BRITISH American Tobacco’s (BAT) resumption of its share buyback programme and an upbeat 2011 outlook yesterday failed to offset concerns about declining cigarette volumes.
Shares in the London-based maker of Kent, Dunhill, Lucky Strike and Pall Mall cigarettes, fell 1.5 per cent despite the £750m share buyback plan and BAT saying the worst of the recession was behind it.
BAT, the world’s second-biggest cigarette maker and most globally spread of the big tobacco groups, said it had gained from raising prices, the purchase of Indonesia’s PT Bentoel and a weak pound as it posted a 15 per cent rise in annual earnings.

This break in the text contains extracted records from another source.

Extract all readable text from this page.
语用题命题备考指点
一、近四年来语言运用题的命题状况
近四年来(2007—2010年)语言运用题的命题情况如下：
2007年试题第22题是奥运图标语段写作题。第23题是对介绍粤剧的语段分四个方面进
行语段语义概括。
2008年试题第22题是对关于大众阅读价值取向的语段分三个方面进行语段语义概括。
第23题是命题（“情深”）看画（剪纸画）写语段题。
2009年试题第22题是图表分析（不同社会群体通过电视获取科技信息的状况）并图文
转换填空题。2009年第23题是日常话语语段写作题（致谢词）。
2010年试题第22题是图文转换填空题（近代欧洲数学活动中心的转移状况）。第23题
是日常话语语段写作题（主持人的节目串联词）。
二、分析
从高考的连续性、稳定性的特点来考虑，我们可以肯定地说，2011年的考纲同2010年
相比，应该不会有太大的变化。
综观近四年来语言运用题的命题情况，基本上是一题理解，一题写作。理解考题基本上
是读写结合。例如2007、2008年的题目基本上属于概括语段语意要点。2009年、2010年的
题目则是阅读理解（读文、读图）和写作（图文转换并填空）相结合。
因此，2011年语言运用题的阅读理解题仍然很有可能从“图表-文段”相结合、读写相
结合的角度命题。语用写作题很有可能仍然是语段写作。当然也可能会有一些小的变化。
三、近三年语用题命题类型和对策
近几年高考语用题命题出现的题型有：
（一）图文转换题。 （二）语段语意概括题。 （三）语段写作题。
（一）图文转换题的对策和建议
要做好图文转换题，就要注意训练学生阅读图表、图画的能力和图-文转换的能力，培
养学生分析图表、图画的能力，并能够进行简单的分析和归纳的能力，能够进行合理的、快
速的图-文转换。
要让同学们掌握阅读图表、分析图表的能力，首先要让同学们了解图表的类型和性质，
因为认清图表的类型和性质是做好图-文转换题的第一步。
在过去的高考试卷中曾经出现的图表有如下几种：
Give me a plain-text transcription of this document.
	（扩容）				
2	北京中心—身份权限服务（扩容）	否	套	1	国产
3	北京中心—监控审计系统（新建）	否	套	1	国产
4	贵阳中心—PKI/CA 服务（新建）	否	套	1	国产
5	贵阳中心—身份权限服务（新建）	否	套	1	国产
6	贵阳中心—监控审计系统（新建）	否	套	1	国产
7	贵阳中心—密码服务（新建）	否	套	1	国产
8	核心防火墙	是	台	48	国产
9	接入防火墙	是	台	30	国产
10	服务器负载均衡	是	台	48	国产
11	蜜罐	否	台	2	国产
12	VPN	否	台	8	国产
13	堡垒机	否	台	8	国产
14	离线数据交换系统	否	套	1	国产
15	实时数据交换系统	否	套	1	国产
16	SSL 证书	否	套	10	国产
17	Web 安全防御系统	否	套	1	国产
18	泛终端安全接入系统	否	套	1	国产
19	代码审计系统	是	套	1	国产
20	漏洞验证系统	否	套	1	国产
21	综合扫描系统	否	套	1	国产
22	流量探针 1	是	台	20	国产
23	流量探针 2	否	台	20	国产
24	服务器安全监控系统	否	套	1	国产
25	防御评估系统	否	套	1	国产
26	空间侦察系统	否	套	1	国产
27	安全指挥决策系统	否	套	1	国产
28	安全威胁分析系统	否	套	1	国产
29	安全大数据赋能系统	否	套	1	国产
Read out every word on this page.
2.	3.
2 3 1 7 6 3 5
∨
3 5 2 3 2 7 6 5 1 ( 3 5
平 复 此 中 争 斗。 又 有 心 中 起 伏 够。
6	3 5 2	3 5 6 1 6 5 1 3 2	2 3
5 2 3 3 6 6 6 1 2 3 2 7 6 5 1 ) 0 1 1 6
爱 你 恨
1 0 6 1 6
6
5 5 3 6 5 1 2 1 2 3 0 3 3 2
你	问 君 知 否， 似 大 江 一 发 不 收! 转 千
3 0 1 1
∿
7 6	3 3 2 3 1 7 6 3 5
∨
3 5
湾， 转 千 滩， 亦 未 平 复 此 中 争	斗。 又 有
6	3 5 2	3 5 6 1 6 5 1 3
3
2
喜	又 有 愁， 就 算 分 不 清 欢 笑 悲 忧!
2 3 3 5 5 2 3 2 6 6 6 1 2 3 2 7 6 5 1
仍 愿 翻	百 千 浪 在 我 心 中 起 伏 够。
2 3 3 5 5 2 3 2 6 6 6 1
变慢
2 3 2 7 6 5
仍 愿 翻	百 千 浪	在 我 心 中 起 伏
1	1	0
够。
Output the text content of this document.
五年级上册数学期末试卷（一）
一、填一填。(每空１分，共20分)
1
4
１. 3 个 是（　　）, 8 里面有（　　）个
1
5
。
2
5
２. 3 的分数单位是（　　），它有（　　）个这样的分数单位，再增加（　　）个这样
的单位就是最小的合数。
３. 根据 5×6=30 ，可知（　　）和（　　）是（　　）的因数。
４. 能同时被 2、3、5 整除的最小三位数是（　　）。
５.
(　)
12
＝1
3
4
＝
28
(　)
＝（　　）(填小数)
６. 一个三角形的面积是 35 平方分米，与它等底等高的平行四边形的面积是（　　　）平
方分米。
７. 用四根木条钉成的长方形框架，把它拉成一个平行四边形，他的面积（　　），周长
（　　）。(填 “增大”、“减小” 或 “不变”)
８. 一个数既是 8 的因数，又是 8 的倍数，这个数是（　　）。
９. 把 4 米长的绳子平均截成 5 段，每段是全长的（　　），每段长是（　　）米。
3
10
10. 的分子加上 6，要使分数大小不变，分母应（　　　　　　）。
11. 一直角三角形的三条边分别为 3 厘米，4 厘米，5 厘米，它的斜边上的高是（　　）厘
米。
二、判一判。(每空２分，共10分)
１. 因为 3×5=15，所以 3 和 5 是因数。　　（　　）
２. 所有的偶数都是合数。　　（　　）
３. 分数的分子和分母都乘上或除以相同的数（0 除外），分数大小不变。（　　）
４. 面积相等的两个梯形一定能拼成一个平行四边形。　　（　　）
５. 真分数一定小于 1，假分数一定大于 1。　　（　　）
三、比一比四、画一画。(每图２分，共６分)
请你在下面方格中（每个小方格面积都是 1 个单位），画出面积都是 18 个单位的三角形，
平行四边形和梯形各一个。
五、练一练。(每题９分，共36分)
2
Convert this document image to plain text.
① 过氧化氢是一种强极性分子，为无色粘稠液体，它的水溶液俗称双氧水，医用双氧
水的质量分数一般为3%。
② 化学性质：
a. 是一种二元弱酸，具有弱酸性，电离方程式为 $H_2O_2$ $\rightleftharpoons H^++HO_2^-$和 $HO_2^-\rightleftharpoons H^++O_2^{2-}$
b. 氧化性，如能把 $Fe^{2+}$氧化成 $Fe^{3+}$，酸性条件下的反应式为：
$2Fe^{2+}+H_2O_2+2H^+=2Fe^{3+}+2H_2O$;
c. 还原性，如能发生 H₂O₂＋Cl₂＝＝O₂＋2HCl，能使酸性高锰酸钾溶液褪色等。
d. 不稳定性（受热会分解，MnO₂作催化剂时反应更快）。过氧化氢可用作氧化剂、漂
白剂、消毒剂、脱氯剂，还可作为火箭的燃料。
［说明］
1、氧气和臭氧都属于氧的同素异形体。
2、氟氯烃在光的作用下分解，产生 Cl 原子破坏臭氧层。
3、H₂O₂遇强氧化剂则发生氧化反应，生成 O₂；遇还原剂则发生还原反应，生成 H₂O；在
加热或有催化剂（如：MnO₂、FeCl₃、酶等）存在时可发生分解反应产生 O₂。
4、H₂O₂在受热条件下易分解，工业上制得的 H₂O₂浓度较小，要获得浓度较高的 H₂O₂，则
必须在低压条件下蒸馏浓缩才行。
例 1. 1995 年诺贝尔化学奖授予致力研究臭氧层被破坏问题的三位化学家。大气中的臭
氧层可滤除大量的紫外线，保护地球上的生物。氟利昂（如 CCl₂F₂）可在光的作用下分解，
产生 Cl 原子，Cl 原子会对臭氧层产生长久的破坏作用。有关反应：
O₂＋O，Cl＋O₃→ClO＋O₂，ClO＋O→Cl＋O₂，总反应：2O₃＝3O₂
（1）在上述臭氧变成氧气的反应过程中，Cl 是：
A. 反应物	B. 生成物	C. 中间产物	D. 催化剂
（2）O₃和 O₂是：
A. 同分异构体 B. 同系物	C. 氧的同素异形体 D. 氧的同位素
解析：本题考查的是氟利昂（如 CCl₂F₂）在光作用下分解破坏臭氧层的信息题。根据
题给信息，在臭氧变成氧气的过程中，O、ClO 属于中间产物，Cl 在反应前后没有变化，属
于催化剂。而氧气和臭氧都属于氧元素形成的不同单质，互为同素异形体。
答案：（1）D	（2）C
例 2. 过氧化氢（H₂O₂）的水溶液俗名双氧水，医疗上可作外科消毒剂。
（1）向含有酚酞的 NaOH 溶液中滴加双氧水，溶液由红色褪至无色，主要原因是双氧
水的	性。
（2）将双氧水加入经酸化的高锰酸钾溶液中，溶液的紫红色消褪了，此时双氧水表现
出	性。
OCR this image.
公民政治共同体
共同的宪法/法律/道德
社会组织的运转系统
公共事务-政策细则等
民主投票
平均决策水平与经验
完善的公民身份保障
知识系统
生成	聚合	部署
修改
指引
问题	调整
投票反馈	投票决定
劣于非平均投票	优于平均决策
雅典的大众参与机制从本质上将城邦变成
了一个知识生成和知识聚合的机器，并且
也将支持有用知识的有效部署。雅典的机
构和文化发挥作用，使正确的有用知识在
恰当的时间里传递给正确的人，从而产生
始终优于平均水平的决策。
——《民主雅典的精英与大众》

However, underlying cigarette volumes are still in decline and likely to stay weak in 2011. BAT has suffered as smokers switch to cheaper – and sometimes smuggled – cigarettes as they have been hit by excise tax rises and high unemployment levels.
BAT has sought to offset this with price rises and cost savings.
The group’s global cigarette volumes fell two per cent to 708bn cigarettes in 2010, but after price rises annual revenues rose five per cent to £14.9bn.
On an underlying basis BAT volumes fell three per cent in line with industry declines.
However, rival Imperial has seen a rebound in volumes. The share buyback scheme also disappointed some analysts who had suggested it would be worth £1bn rather than £750m.
BAT chief executive Paul Adams said: “Some emerging markets are now showing strong economic growth and even developed markets are returning to growth, yet unemployment remains stubbornly high in many parts of the world and disposable incomes are still under pressure.” Operating officer Nicandro Durante will succeed Adams, who is retiring, as chief next month.